Denver Community Planning and Development
The sometimes-generic nature of the plan has frustrated a small contingent of the steering committee, who don’t trust Westside or the city to carry out the community’s wishes. Jim Gibson, a teacher who briefly taught at Colorado Heights University, lives in neighboring Harvey Park. He took it upon himself to gather a group of citizens to discuss the future of Loretto Heights back in 2017, before it was sold to Westside.

The group still exists — it’s called the Loretto Heights Community Initiative. Gibson, who represented his neighborhood association, Harvey Park Community Organization, and Tony Hernandez, who represented Loretto Heights Community Initiative, were the only dissenters on the steering committee to the area plan.

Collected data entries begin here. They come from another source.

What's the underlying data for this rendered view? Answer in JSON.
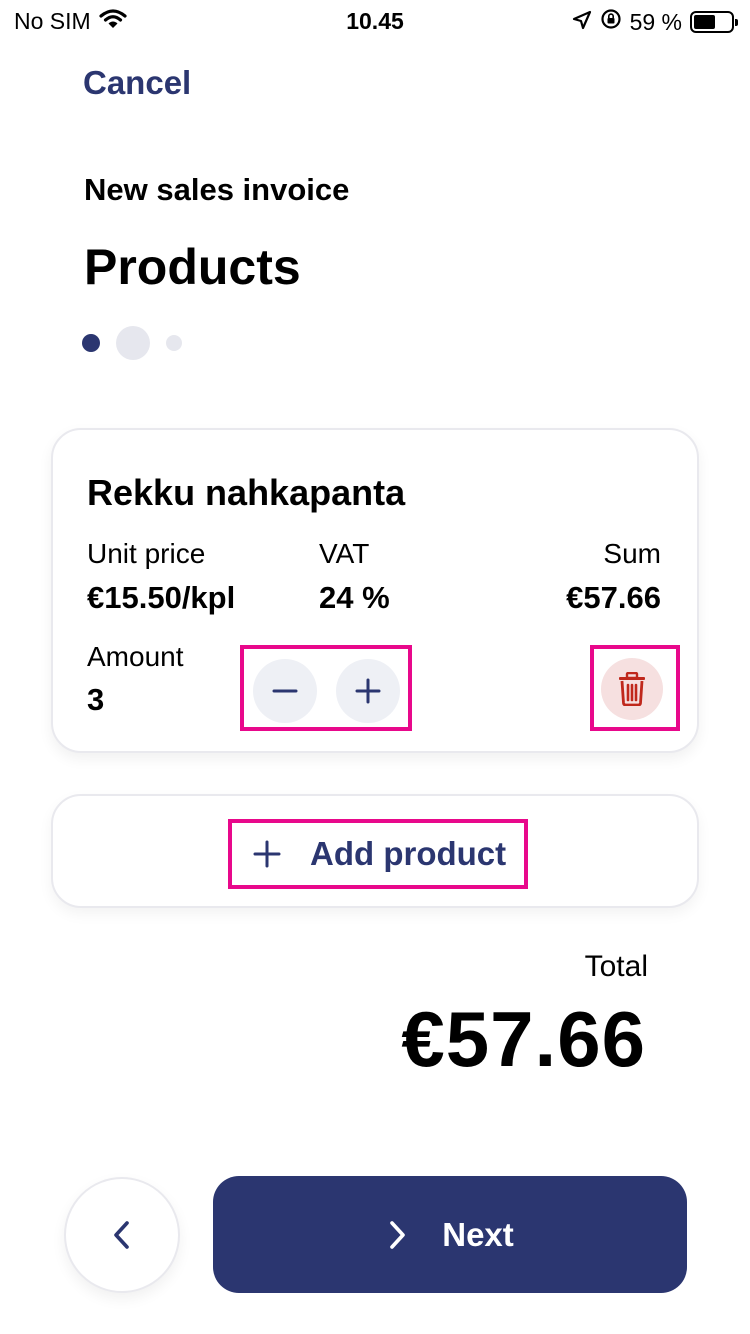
{
  "status_bar": {
    "carrier": "No SIM",
    "time": "10.45",
    "battery": "59 %",
    "battery_level": 0.59,
    "icons": [
      "wifi-icon",
      "location-arrow-icon",
      "orientation-lock-icon",
      "battery-icon"
    ]
  },
  "header": {
    "cancel_label": "Cancel",
    "subtitle": "New sales invoice",
    "title": "Products"
  },
  "pagination": {
    "steps": 3,
    "current": 1
  },
  "product": {
    "name": "Rekku nahkapanta",
    "unit_price_label": "Unit price",
    "unit_price_value": "€15.50/kpl",
    "vat_label": "VAT",
    "vat_value": "24 %",
    "sum_label": "Sum",
    "sum_value": "€57.66",
    "amount_label": "Amount",
    "amount_value": "3"
  },
  "add_product": {
    "label": "Add product"
  },
  "total": {
    "label": "Total",
    "value": "€57.66"
  },
  "footer": {
    "next_label": "Next"
  },
  "colors": {
    "accent": "#2b3670",
    "highlight": "#e8088b",
    "delete": "#c0281c",
    "delete_bg": "#f6e0e0",
    "stepper_bg": "#eef0f5"
  }
}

He says they will support it if the city makes certain amendments, such as designating a historic district and specifying the size of view planes and open space. The city has responded to these requests, arguing that most of them are already integrated into the plan in various ways; in the case of a historic district, Morrison wrote that it is too soon to know which preservation tool to use.

Gibson also doesn’t believe that the area planning process reflected a true consensus, and rejects what he sees as a “top-down” approach. “Many of the steering committee members did not understand the short- and long-term ramifications of what was in the plan. It wasn’t something where an issue would be presented and people would wrestle with different perspectives,” Gibson says. “[Denver Community Planning and Development] would come in, present something, and it would be [their] interpretation what the consensus was.”

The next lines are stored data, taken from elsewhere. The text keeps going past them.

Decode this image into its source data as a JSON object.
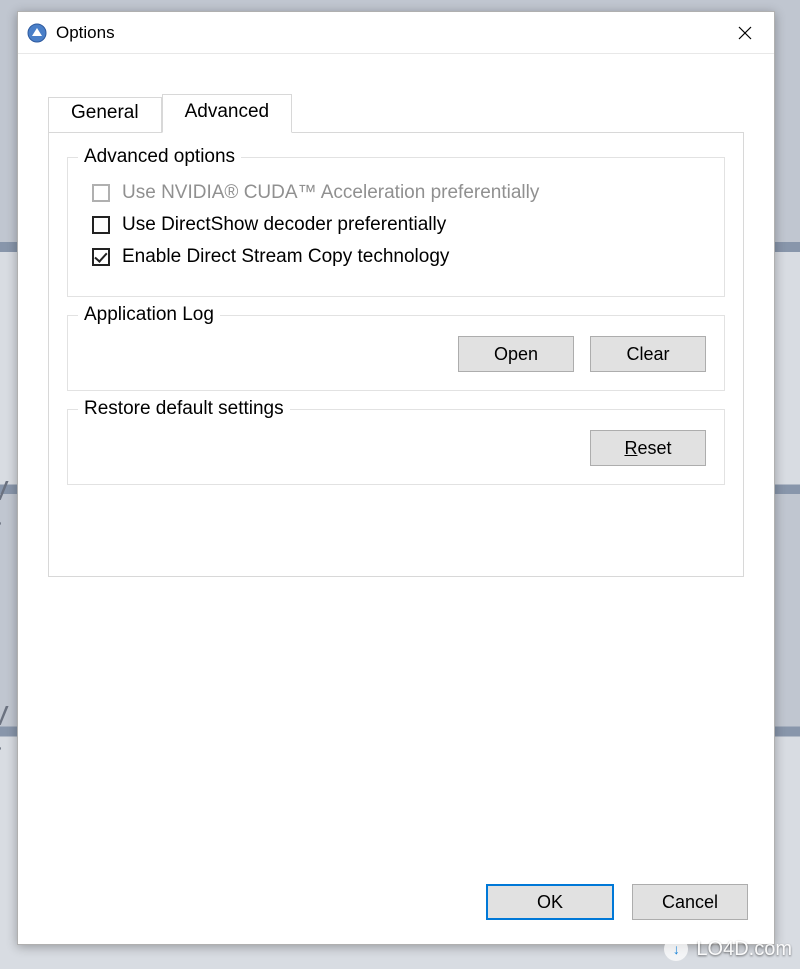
{
  "window": {
    "title": "Options",
    "icon_name": "app-icon"
  },
  "tabs": [
    {
      "label": "General",
      "active": false
    },
    {
      "label": "Advanced",
      "active": true
    }
  ],
  "groups": {
    "advanced": {
      "legend": "Advanced options",
      "options": [
        {
          "label": "Use NVIDIA® CUDA™ Acceleration preferentially",
          "checked": false,
          "disabled": true
        },
        {
          "label": "Use DirectShow decoder preferentially",
          "checked": false,
          "disabled": false
        },
        {
          "label": "Enable Direct Stream Copy technology",
          "checked": true,
          "disabled": false
        }
      ]
    },
    "log": {
      "legend": "Application Log",
      "buttons": {
        "open": "Open",
        "clear": "Clear"
      }
    },
    "restore": {
      "legend": "Restore default settings",
      "buttons": {
        "reset": "Reset"
      }
    }
  },
  "footer": {
    "ok": "OK",
    "cancel": "Cancel"
  },
  "watermark": "LO4D.com"
}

Loretto Heights Community Initiative has also criticized Flynn in the past because he took $3,000 in campaign contributions from Westside. Flynn says he didn't solicit this donation. "I have voted against campaign contributors' positions for years," Flynn says, pointing to his opposition to the Grandoozy Festival, "because I vote for my community."

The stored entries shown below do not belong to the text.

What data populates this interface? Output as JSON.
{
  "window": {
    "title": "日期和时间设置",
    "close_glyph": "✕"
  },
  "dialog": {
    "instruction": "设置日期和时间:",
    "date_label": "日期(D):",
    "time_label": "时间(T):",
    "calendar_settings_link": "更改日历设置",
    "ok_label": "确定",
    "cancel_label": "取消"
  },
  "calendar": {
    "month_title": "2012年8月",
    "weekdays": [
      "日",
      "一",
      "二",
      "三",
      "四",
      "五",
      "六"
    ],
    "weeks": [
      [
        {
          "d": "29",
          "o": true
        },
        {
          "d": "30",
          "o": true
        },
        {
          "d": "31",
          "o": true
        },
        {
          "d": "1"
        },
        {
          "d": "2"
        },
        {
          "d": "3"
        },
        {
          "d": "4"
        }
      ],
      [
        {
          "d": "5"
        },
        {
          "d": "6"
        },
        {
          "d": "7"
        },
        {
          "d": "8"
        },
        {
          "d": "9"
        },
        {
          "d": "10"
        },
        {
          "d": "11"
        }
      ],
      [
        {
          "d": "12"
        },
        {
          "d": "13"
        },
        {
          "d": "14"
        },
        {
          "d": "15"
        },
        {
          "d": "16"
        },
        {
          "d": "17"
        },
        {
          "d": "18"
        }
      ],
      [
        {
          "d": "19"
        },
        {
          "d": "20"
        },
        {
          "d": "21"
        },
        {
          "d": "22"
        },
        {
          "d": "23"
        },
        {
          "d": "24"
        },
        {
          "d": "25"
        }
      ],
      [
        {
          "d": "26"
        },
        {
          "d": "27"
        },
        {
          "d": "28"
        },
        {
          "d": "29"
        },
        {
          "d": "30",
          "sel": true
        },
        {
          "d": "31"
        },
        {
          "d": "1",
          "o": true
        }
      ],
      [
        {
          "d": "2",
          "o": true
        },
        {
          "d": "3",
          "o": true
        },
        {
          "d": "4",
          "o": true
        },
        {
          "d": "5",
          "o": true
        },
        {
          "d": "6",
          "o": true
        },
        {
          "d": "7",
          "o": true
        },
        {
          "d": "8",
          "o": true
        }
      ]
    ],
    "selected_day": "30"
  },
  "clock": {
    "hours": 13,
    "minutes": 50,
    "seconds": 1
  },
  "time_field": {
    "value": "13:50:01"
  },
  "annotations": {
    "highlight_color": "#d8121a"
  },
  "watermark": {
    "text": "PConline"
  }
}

Flynn, who has been meeting with Gibson and Loretto Heights Community Initiative from the beginning, says he shares many of the same priorities as the Community Initiative members, including historic preservation, open space, and responsible development. But they disagree on how to get there. “[Gibson's] recommendation ties the hands of the people who are trying to achieve the same goal we all want, which is the maximum amount of preservation,” Flynn says.

Tara Durham says other members of the steering committee share that view. “The reason why [Loretto Heights Community Initiative] is objecting is they want everything written out in black and white. When, what, where and how, to fine detail, and that’s not what the area plan is supposed to do; it was supposed to do an overall synopsis.”

The next few weeks and months will tell how that synopsis will be received by the public and city council. For Durham, even though it’s broad, it’s inspiring. “I can’t wait to go over” to Loretto Heights, she says. “It’s within walking distance of my house. It’s been a closed campus for so long. Have a bite to eat, a glass of wine, watch the sunset, just have a great time, have some small businesses where people can make a living there. I just can’t wait for the future.”

Update, August 5: This story was edited to provide Clare Harris's correct graduation year from Loretto Heights College, 1978, and to clarify that Jim Gibson represented Harvey Park Community Organization in his service on the Loretto Heights Area Plan steering committee.